On Thursday, senior Hamas official Moussa Abu Marzook announced that the group was poised to resume indirect ceasefire negotiations with Israel at the end of October.
Marzook noted that while talks would likely touch on the topic of conducting a prisoner exchange for the remains of Israeli soldiers, it is not a discussion which Hamas is currently open to having. Instead, Hamas insists the talks must solely focus on the rehabilitation of Gaza, to which over $5.4 billion has already been pledged from countries including Qatar, the European Union and the United States. Palestinian Authority official Hussein al-Sheikh also revealed that Israel had agreed to allow a Turkish naval power station to dock off the coast of Gaza and provide electricity to the Strip while Gaza’s own power station is repaired.
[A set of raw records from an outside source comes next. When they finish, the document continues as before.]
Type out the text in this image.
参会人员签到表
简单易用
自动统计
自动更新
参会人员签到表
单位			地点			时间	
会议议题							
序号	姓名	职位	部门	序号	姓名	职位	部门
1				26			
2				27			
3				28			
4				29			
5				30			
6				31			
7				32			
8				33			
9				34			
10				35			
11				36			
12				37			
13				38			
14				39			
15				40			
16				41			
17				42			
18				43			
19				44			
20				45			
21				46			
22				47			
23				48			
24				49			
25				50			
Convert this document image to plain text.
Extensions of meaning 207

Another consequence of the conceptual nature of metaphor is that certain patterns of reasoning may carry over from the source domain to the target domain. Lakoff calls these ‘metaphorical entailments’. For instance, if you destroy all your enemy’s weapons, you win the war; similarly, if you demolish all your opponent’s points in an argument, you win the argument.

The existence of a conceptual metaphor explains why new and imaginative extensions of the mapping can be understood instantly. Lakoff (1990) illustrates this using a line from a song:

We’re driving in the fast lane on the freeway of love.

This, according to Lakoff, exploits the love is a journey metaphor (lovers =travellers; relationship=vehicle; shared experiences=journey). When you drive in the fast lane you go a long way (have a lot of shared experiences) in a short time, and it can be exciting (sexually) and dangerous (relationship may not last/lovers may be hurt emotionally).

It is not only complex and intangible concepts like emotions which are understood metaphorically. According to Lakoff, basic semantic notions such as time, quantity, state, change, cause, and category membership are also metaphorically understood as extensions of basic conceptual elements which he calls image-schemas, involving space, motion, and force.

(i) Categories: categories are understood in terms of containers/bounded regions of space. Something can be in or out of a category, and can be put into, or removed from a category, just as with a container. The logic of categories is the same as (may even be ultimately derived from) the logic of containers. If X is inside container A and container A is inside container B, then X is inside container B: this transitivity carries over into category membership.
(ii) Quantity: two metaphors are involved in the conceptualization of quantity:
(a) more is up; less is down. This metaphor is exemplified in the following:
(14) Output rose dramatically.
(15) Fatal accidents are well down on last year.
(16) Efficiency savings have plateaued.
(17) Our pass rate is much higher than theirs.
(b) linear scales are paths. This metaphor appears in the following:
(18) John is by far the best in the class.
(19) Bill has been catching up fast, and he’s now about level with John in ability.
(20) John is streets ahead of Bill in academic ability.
While Hamas insists that any exchange must be negotiated separately from Gaza’s reconstruction, Israel will likely use the opportunity to push for the return of the bodies of two IDF soldiers- 2nd Lieutenant Hadar Goldin and Staff Sergeant Oron Shaul- who were killed in Gaza during Operation Protective Edge.
A Jordanian official of the Muslim Brotherhood encouraged Hamas to include demands for the release of the approximately 20-25 Jordanian prisoners currently held by Israel.
In 2011, Israel released 1,027 prisoners for the release of Corporal Gilad Shalit, who was kidnapped by Hamas in June of 2006. Early this June, the Knesset debated a number of new bills that advanced several days before the kidnapping and murder of Israeli teenagers Eyal Yifrach, Gil-Ad Shaer and Naftali Frenkel. The first bill, which was approved by the government and passed a preliminary reading, enables a judge to grant a life sentence to a prisoner without allowing the possibility of future clemency, effectively undermining the government’s ability to trade such prisoners in future political swaps.
The second bill proposes that Israel release no more than one terrorist for one soldier, that no prisoners be released for bodies, that the terrorist organization with which Israel is negotiating only be allowed to choose prisoners from a pre-selected list, and that, in the event that the government decides to engage in a prisoner swap to advance peace negotiations, no more than 10 prisoners be released without receiving an Israeli soldier in return.